Status in network-manager package in Ubuntu:
  Fix Released
Status in network-manager source package in Xenial:
  Fix Committed

Bug description:
  [Impact]
  All VPN users meaning to use split-tunnelling in a situation where leaking 
DNS data to the internet about what might be behind their VPN is undesirable.

  [Test case]
  1) connect to VPN
  2) Use dig to request a name that should be on the VPN
  3) Verify (kill -USR1 the dnsmasq binary from NM) that the request has only 
gone through the VPN nameservers (only its request number should have increased 
by one)
  4) Use dig to request a name off-VPN, such as google.com.
  5) Verify (kill -USR1 again) that the request has caused the non-VPN 
nameserver request number to increase, and that the VPN number has not 
increased.

  It is easier to verify this when there is as little traffic as
  possible on the system, to avoid spurious DNS requests which would
  make it harder to validate the counters.

  [Regression potential]
  This change modifies the way in which DNS nameservers and search domains are 
passed to dnsmasq, as such, if a VPN is configured in a non-standard way and 
intended to be used to resolve all network requests (which is typically not the 
case for split-tunnelling) or if the public network is intended to always 
resolve all requests while the VPN still provides search domains, one might 
observe incorrect behavior.

  Possible failure cases would include failure to resolve names
  correctly (resulting in NXDOMAIN or REFUSED from dnsmasq) or resolving
  to the incorrect values (if the wrong nameserver is used).

  ---

  Currently, NM will write all search domains to both any DNS-handling
  plugins running, and also to resolv.conf / resolvconf; in all cases.

  The issue is that doing so means that in the split-DNS case on VPNs,
  you might get a negative response from all nameservers, then a new
  request by glibc with the search tacked on, to nameservers again,
  which might cause DNS requests for "private" resources (say, on the
  VPN) to be sent to external, untrusted resolvers, or for DNS queries
  not meant for VPN nameservers to be sent through the VPN anyway.

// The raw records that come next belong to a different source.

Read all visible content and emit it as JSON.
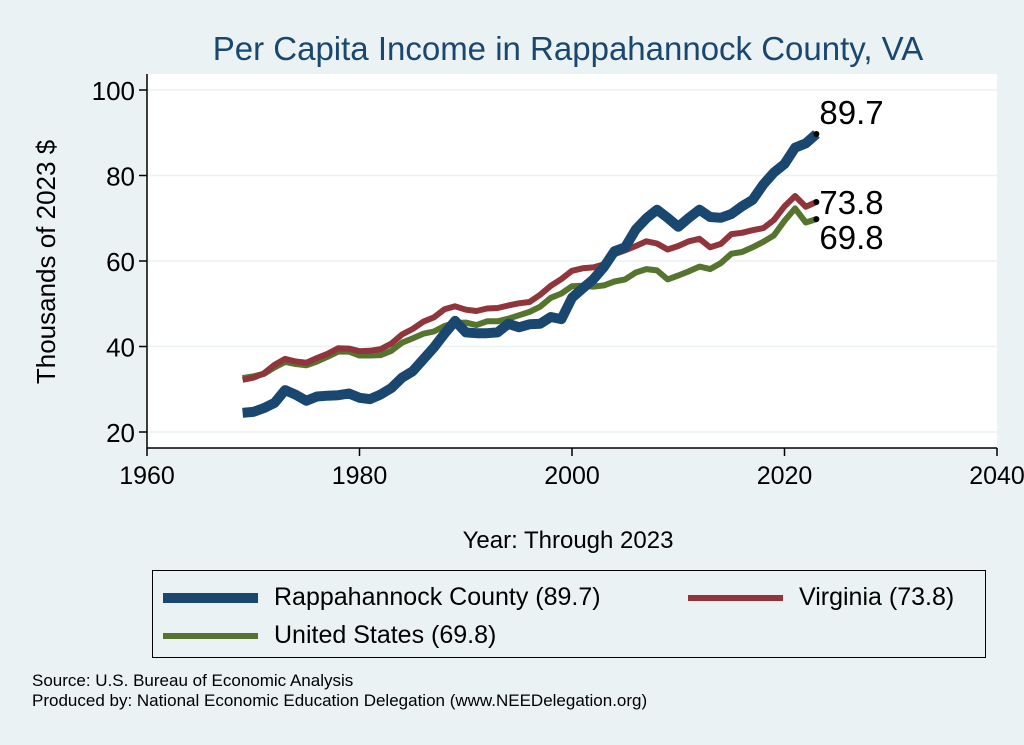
{
  "chart_data": {
    "type": "line",
    "title": "Per Capita Income in Rappahannock County, VA",
    "xlabel": "Year: Through 2023",
    "ylabel": "Thousands of 2023 $",
    "xlim": [
      1960,
      2040
    ],
    "ylim": [
      20,
      100
    ],
    "xticks": [
      1960,
      1980,
      2000,
      2020,
      2040
    ],
    "yticks": [
      20,
      40,
      60,
      80,
      100
    ],
    "grid": true,
    "legend_position": "bottom",
    "x": [
      1969,
      1970,
      1971,
      1972,
      1973,
      1974,
      1975,
      1976,
      1977,
      1978,
      1979,
      1980,
      1981,
      1982,
      1983,
      1984,
      1985,
      1986,
      1987,
      1988,
      1989,
      1990,
      1991,
      1992,
      1993,
      1994,
      1995,
      1996,
      1997,
      1998,
      1999,
      2000,
      2001,
      2002,
      2003,
      2004,
      2005,
      2006,
      2007,
      2008,
      2009,
      2010,
      2011,
      2012,
      2013,
      2014,
      2015,
      2016,
      2017,
      2018,
      2019,
      2020,
      2021,
      2022,
      2023
    ],
    "series": [
      {
        "name": "Rappahannock County (89.7)",
        "color": "#1a476f",
        "end_label": "89.7",
        "values": [
          24.5,
          24.7,
          25.6,
          26.8,
          29.8,
          28.7,
          27.3,
          28.3,
          28.5,
          28.6,
          29.0,
          28.0,
          27.7,
          28.8,
          30.3,
          32.7,
          34.2,
          37.0,
          39.8,
          43.0,
          46.0,
          43.3,
          43.1,
          43.1,
          43.3,
          45.3,
          44.5,
          45.2,
          45.3,
          46.9,
          46.4,
          51.4,
          53.6,
          55.7,
          58.6,
          62.3,
          63.2,
          67.4,
          70.0,
          72.0,
          70.1,
          68.0,
          70.1,
          72.0,
          70.3,
          70.1,
          71.0,
          72.8,
          74.3,
          77.9,
          80.7,
          82.7,
          86.5,
          87.5,
          89.7
        ]
      },
      {
        "name": "Virginia (73.8)",
        "color": "#90353b",
        "end_label": "73.8",
        "values": [
          32.2,
          32.7,
          33.7,
          35.7,
          37.1,
          36.5,
          36.2,
          37.3,
          38.3,
          39.6,
          39.5,
          38.9,
          39.0,
          39.4,
          40.7,
          42.8,
          44.1,
          45.8,
          46.8,
          48.7,
          49.4,
          48.6,
          48.3,
          48.9,
          49.0,
          49.6,
          50.1,
          50.4,
          52.1,
          54.2,
          55.8,
          57.7,
          58.3,
          58.5,
          59.2,
          61.6,
          62.5,
          63.5,
          64.6,
          64.1,
          62.7,
          63.5,
          64.6,
          65.2,
          63.2,
          64.0,
          66.3,
          66.6,
          67.2,
          67.7,
          69.6,
          72.8,
          75.2,
          72.7,
          73.8
        ]
      },
      {
        "name": "United States (69.8)",
        "color": "#55752f",
        "end_label": "69.8",
        "values": [
          32.6,
          33.0,
          33.6,
          35.1,
          36.4,
          35.9,
          35.6,
          36.5,
          37.6,
          38.8,
          38.8,
          37.9,
          37.9,
          38.0,
          39.0,
          40.9,
          41.9,
          43.0,
          43.5,
          44.8,
          45.5,
          45.6,
          45.0,
          45.9,
          45.9,
          46.5,
          47.3,
          48.1,
          49.3,
          51.4,
          52.4,
          54.1,
          54.2,
          54.0,
          54.3,
          55.2,
          55.7,
          57.3,
          58.1,
          57.8,
          55.7,
          56.6,
          57.6,
          58.7,
          58.1,
          59.5,
          61.7,
          62.1,
          63.2,
          64.5,
          66.0,
          69.4,
          72.3,
          69.0,
          69.8
        ]
      }
    ]
  },
  "legend": {
    "items": [
      {
        "label": "Rappahannock County (89.7)",
        "color": "#1a476f"
      },
      {
        "label": "Virginia (73.8)",
        "color": "#90353b"
      },
      {
        "label": "United States (69.8)",
        "color": "#55752f"
      }
    ]
  },
  "footer": {
    "source": "Source: U.S. Bureau of Economic Analysis",
    "produced": "Produced by: National Economic Education Delegation (www.NEEDelegation.org)"
  }
}
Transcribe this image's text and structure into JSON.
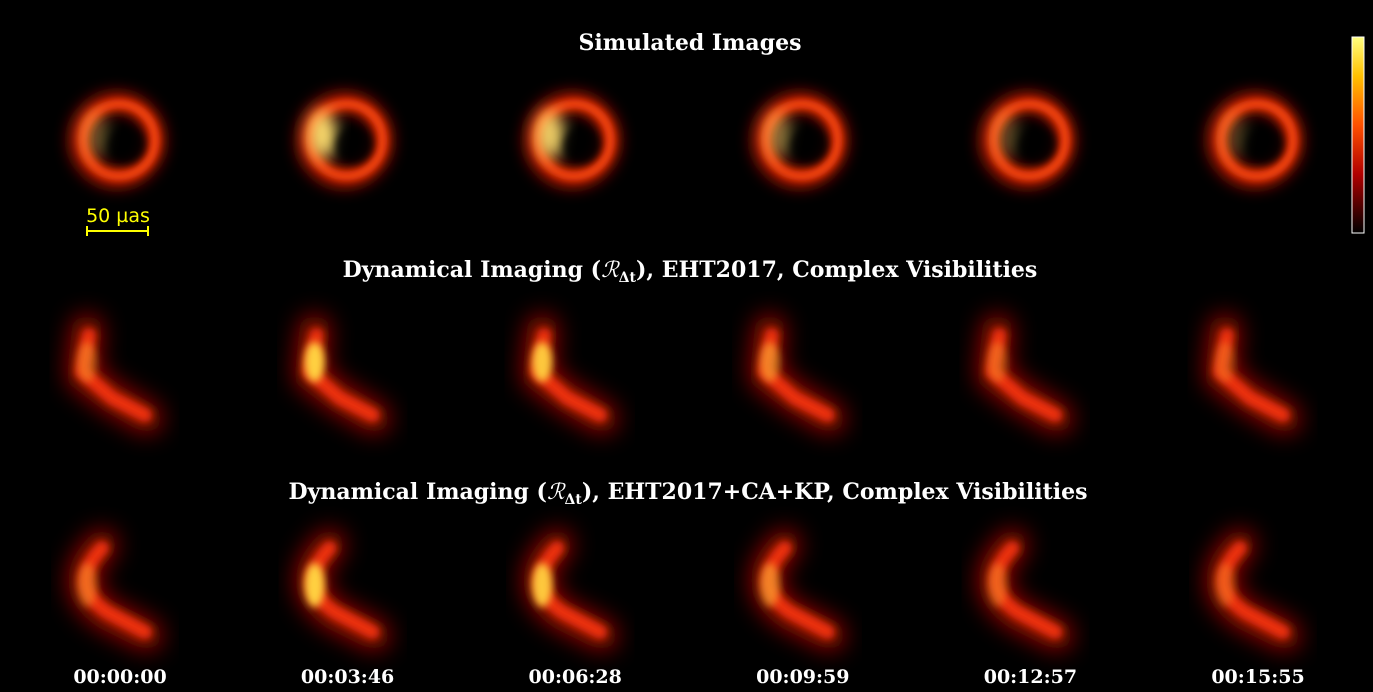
{
  "colorbar": {
    "present": true
  },
  "scale_bar": {
    "label": "50 µas"
  },
  "rows": [
    {
      "title": "Simulated Images"
    },
    {
      "title_before": "Dynamical Imaging (",
      "title_symbol": "ℛ",
      "title_subscript": "Δt",
      "title_after": "), EHT2017, Complex Visibilities"
    },
    {
      "title_before": "Dynamical Imaging (",
      "title_symbol": "ℛ",
      "title_subscript": "Δt",
      "title_after": "), EHT2017+CA+KP, Complex Visibilities"
    }
  ],
  "timestamps": [
    "00:00:00",
    "00:03:46",
    "00:06:28",
    "00:09:59",
    "00:12:57",
    "00:15:55"
  ]
}
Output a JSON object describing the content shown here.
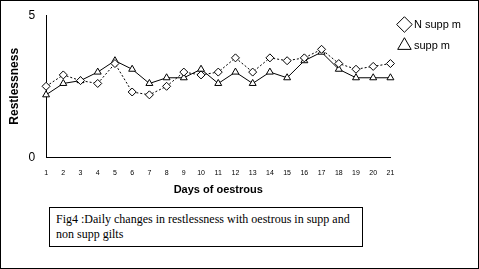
{
  "chart_data": {
    "type": "line",
    "title": "Fig4 :Daily changes in restlessness with oestrous in supp and non supp gilts",
    "x_label": "Days of oestrous",
    "y_label": "Restlessness",
    "categories": [
      "1",
      "2",
      "3",
      "4",
      "5",
      "6",
      "7",
      "8",
      "9",
      "10",
      "11",
      "12",
      "13",
      "14",
      "15",
      "16",
      "17",
      "18",
      "19",
      "20",
      "21"
    ],
    "series": [
      {
        "name": "N supp m",
        "color": "#000000",
        "marker": "diamond",
        "line_style": "dotted",
        "values": [
          2.5,
          2.9,
          2.7,
          2.6,
          3.3,
          2.3,
          2.2,
          2.5,
          3.0,
          2.9,
          3.0,
          3.5,
          3.0,
          3.5,
          3.4,
          3.5,
          3.8,
          3.3,
          3.1,
          3.2,
          3.3
        ]
      },
      {
        "name": "supp m",
        "color": "#000000",
        "marker": "triangle",
        "line_style": "solid",
        "values": [
          2.2,
          2.6,
          2.7,
          3.0,
          3.4,
          3.1,
          2.6,
          2.8,
          2.8,
          3.1,
          2.6,
          3.0,
          2.6,
          3.0,
          2.8,
          3.4,
          3.7,
          3.1,
          2.8,
          2.8,
          2.8
        ]
      }
    ],
    "ylim": [
      0,
      5
    ],
    "yticks": [
      0,
      5
    ],
    "grid": false,
    "legend": "right"
  }
}
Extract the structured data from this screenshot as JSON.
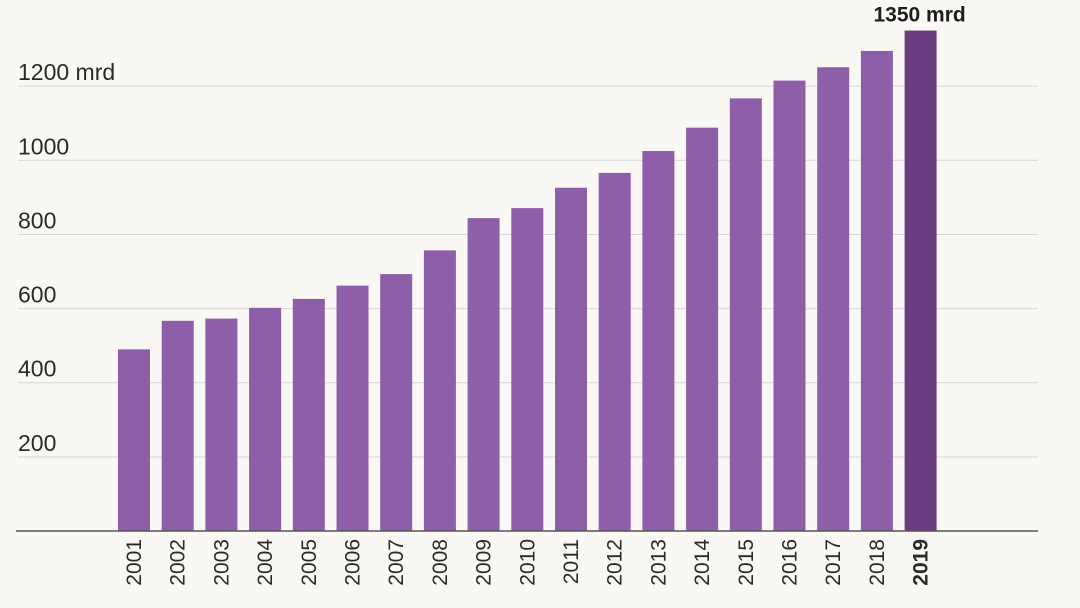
{
  "chart_data": {
    "type": "bar",
    "categories": [
      "2001",
      "2002",
      "2003",
      "2004",
      "2005",
      "2006",
      "2007",
      "2008",
      "2009",
      "2010",
      "2011",
      "2012",
      "2013",
      "2014",
      "2015",
      "2016",
      "2017",
      "2018",
      "2019"
    ],
    "values": [
      490,
      567,
      573,
      602,
      626,
      662,
      693,
      757,
      844,
      871,
      926,
      966,
      1025,
      1088,
      1167,
      1215,
      1251,
      1295,
      1350
    ],
    "y_ticks": [
      "200",
      "400",
      "600",
      "800",
      "1000",
      "1200 mrd"
    ],
    "y_tick_values": [
      200,
      400,
      600,
      800,
      1000,
      1200
    ],
    "ylim": [
      0,
      1350
    ],
    "grid": true,
    "highlight_category": "2019",
    "annotation": "1350 mrd",
    "colors": {
      "bar": "#8e5ea8",
      "highlight": "#6a3b7f",
      "grid": "#d6d6d6",
      "axis": "#555555"
    }
  }
}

  This is fixable in the case where we have a caching plugin running
  (such as dnsmasq). dnsmasq will already know about the search domains
  and use that to limit queries to the right nameservers when a VPN is
  running. Writing search domains to resolv.conf is unnecessary in this
  case.

  We should still write search domains if no caching gets done, as we
  then need to expect glibc to send requests as it otherwise would.